Hej, miło mi Cię powitać! Mam na imię Małgorzata.
Z zamiarem założenia bloga nosiłam się już od ładnych paru lat. W końcu nadszedł odpowiedni czas, by urzeczywistnić swoje marzenie. Wiem, że w internecie nie brakuje blogów kosmetyczno- urodowych, ale chciałam dołączyć do tego swoją skromną cegiełkę. Zdecydowałam się na to, ponieważ bardzo interesuje mnie ta tematyka.
Poniżej przedstawię wam kilka faktów, które pozwolą wam trochę bliżej mnie poznać.
- Z zawodu jestem fotografem. Ukończyłam liceum plastyczne i odkryłam, że robienie zdjęć jest tym, co sprawia mi ogromną radość, co pragnę robić w życiu. Zajmuję się głównie tematyką ślubną. Z ciekawostek, zdarzyło mi się mieć na planie sławne osoby.
- Mam 30 lat i urodziłam się w styczniu. Chciałam napisać swój znak zodiaku, ale nawet nie wiem, jaki mam, bo nie sprawdzałam. Nie bardzo wierzę w te wszystkie horoskopy 🙂
- Kiedyś chciałam mieć psa, ale złożyło się inaczej i jestem panią dwóch kotów.
- Pochodzę z niewielkiego miasteczka, po szkole średniej przeprowadziłam się do stolicy. Kiedyś chciałabym zamieszkać w górach.
- Jestem beznadziejną kucharką. Efekty moich działań na tym polu zawsze lądują w śmietniku. Każdy garnek w moim domu obecnie jest przypalony do czarności. Zwykle jadam poza domem albo odgrzewam coś na szybko w mikrofali.
- Kiedy byłam mała, marzyłam by zostać aktorką, jednak nigdy nie robiłam nic w tym kierunku.

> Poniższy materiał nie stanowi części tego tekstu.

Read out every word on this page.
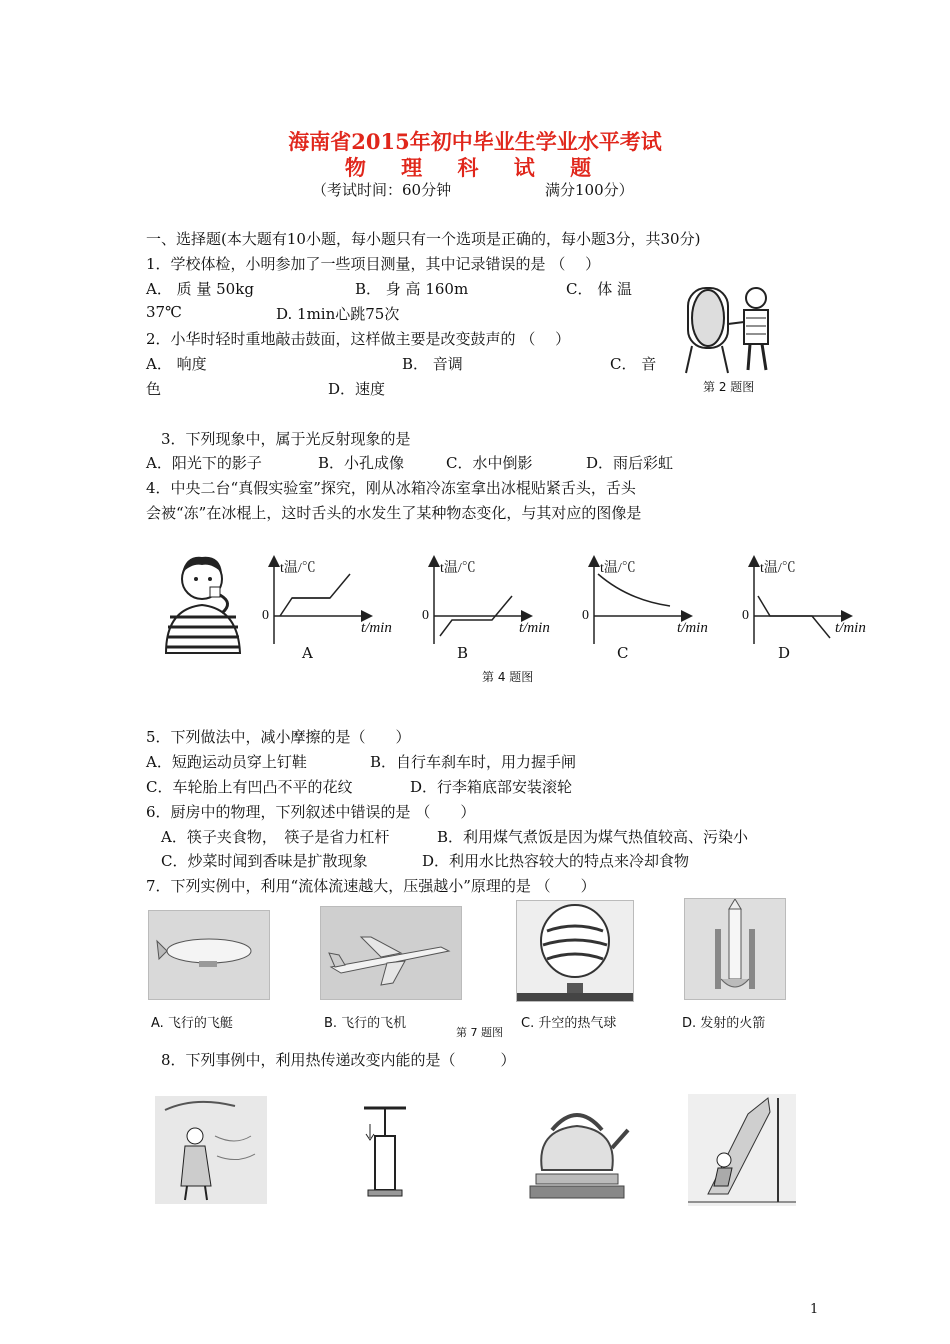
海南省2015年初中毕业生学业水平考试
物 理 科 试 题
（考试时间：60分钟	满分100分）
一、选择题(本大题有10小题，每小题只有一个选项是正确的，每小题3分，共30分)
1．学校体检，小明参加了一些项目测量，其中记录错误的是 （　 ）
A． 质 量 50kg	B． 身 高 160m	C． 体 温
37℃	D. 1min心跳75次
2．小华时轻时重地敲击鼓面，这样做主要是改变鼓声的 （　 ）
A． 响度	B． 音调	C． 音
色	D．速度	第 2 题图
3．下列现象中，属于光反射现象的是
A．阳光下的影子	B．小孔成像	C．水中倒影	D．雨后彩虹
4．中央二台“真假实验室”探究，刚从冰箱冷冻室拿出冰棍贴紧舌头，舌头
会被“冻”在冰棍上，这时舌头的水发生了某种物态变化，与其对应的图像是
t温/℃	t温/℃	t温/℃	t温/℃
0	0	0	0
t/min	t/min	t/min	t/min
A	B	C	D
第 4 题图
5．下列做法中，减小摩擦的是（　　）
A．短跑运动员穿上钉鞋	B．自行车刹车时，用力握手闸
C．车轮胎上有凹凸不平的花纹	D．行李箱底部安装滚轮
6．厨房中的物理，下列叙述中错误的是 （　　）
A．筷子夹食物，　筷子是省力杠杆	B．利用煤气煮饭是因为煤气热值较高、污染小
C．炒菜时闻到香味是扩散现象	D．利用水比热容较大的特点来冷却食物
7．下列实例中，利用“流体流速越大，压强越小”原理的是 （　　）
A. 飞行的飞艇	B. 飞行的飞机
第 7 题图
C. 升空的热气球	D. 发射的火箭
8．下列事例中，利用热传递改变内能的是（　　　）
1
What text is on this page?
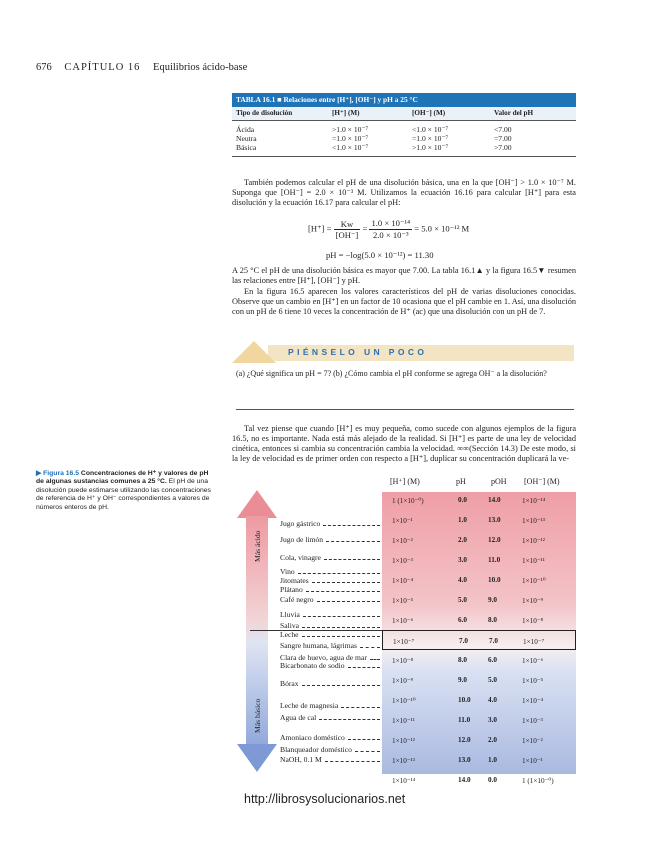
676 CAPÍTULO 16 Equilibrios ácido-base
TABLA 16.1 ■ Relaciones entre [H⁺], [OH⁻] y pH a 25 °C
Tipo de disolución	[H⁺] (M)	[OH⁻] (M)	Valor del pH
Ácida	>1.0 × 10⁻⁷	<1.0 × 10⁻⁷	<7.00
Neutra	=1.0 × 10⁻⁷	=1.0 × 10⁻⁷	=7.00
Básica	<1.0 × 10⁻⁷	>1.0 × 10⁻⁷	>7.00
También podemos calcular el pH de una disolución básica, una en la que [OH⁻] > 1.0 × 10⁻⁷ M. Suponga que [OH⁻] = 2.0 × 10⁻³ M. Utilizamos la ecuación 16.16 para calcular [H⁺] para esta disolución y la ecuación 16.17 para calcular el pH:
$[H^+] = \frac{Kw}{[OH^-]} = \frac{\text{1.0 × 10⁻¹⁴}}{\text{2.0 × 10⁻³}} = 5.0 \times 10^{-12}$ M
pH = −log(5.0 × 10⁻¹²) = 11.30
A 25 °C el pH de una disolución básica es mayor que 7.00. La tabla 16.1▲ y la figura 16.5▼ resumen las relaciones entre [H⁺], [OH⁻] y pH.
En la figura 16.5 aparecen los valores característicos del pH de varias disoluciones conocidas. Observe que un cambio en [H⁺] en un factor de 10 ocasiona que el pH cambie en 1. Así, una disolución con un pH de 6 tiene 10 veces la concentración de H⁺ (ac) que una disolución con un pH de 7.
PIÉNSELO UN POCO
(a) ¿Qué significa un pH = 7? (b) ¿Cómo cambia el pH conforme se agrega OH⁻ a la disolución?
Tal vez piense que cuando [H⁺] es muy pequeña, como sucede con algunos ejemplos de la figura 16.5, no es importante. Nada está más alejado de la realidad. Si [H⁺] es parte de una ley de velocidad cinética, entonces si cambia su concentración cambia la velocidad. ∞∞(Sección 14.3) De este modo, si la ley de velocidad es de primer orden con respecto a [H⁺], duplicar su concentración duplicará la ve-
▶ Figura 16.5 Concentraciones de H⁺ y valores de pH de algunas sustancias comunes a 25 °C. El pH de una disolución puede estimarse utilizando las concentraciones de referencia de H⁺ y OH⁻ correspondientes a valores de números enteros de pH.
[H⁺] (M)	pH	pOH [OH⁻] (M)
Más ácido
Más básico
1 (1×10⁻⁰)	0.0	14.0	1×10⁻¹⁴
1×10⁻¹	1.0	13.0	1×10⁻¹³
1×10⁻²	2.0	12.0	1×10⁻¹²
1×10⁻³	3.0	11.0	1×10⁻¹¹
1×10⁻⁴	4.0	10.0	1×10⁻¹⁰
1×10⁻⁵	5.0	9.0	1×10⁻⁹
1×10⁻⁶	6.0	8.0	1×10⁻⁸
1×10⁻⁷	7.0	7.0	1×10⁻⁷
1×10⁻⁸	8.0	6.0	1×10⁻⁶
1×10⁻⁹	9.0	5.0	1×10⁻⁵
1×10⁻¹⁰	10.0 4.0	1×10⁻⁴
1×10⁻¹¹	11.0 3.0	1×10⁻³
1×10⁻¹²	12.0 2.0	1×10⁻²
1×10⁻¹³	13.0 1.0	1×10⁻¹
1×10⁻¹⁴	14.0 0.0	1 (1×10⁻⁰)
Jugo gástrico
Jugo de limón
Cola, vinagre
Vino
Jitomates
Plátano
Café negro
Lluvia
Saliva
Leche
Sangre humana, lágrimas
Clara de huevo, agua de mar
Bicarbonato de sodio
Bórax
Leche de magnesia
Agua de cal
Amoniaco doméstico
Blanqueador doméstico
NaOH, 0.1 M
http://librosysolucionarios.net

- Najbardziej boję się ciemności. Zawsze śpię przy odsłoniętych oknach, by chociaż trochę światła z ulicy wpadało do pokoju.
- Przez całą szkołę średnią walczyłam z paskudnym trądzikiem, po którym zostały mi blizny i przebarwienia na twarzy. Stąd wzięły się moje zainteresowania tematami kosmetycznymi. Wrodzone zdolności artystyczne na szczęście przychodzą mi z pomocą, jeśli chodzi o robienie makijażu. Przez jakiś czas myślałam, czy nie zrobić kursu wizażu.
- Mam siostrę bliźniaczkę, ale wbrew pozorom jesteśmy zupełnie inne, jeśli chodzi o zainteresowania i osobowość. Moja siostra ukończyła technikum ekonomiczne, ja szkołę plastyczną. Zawsze ubierałyśmy się inaczej i starałyśmy od siebie odróżnić.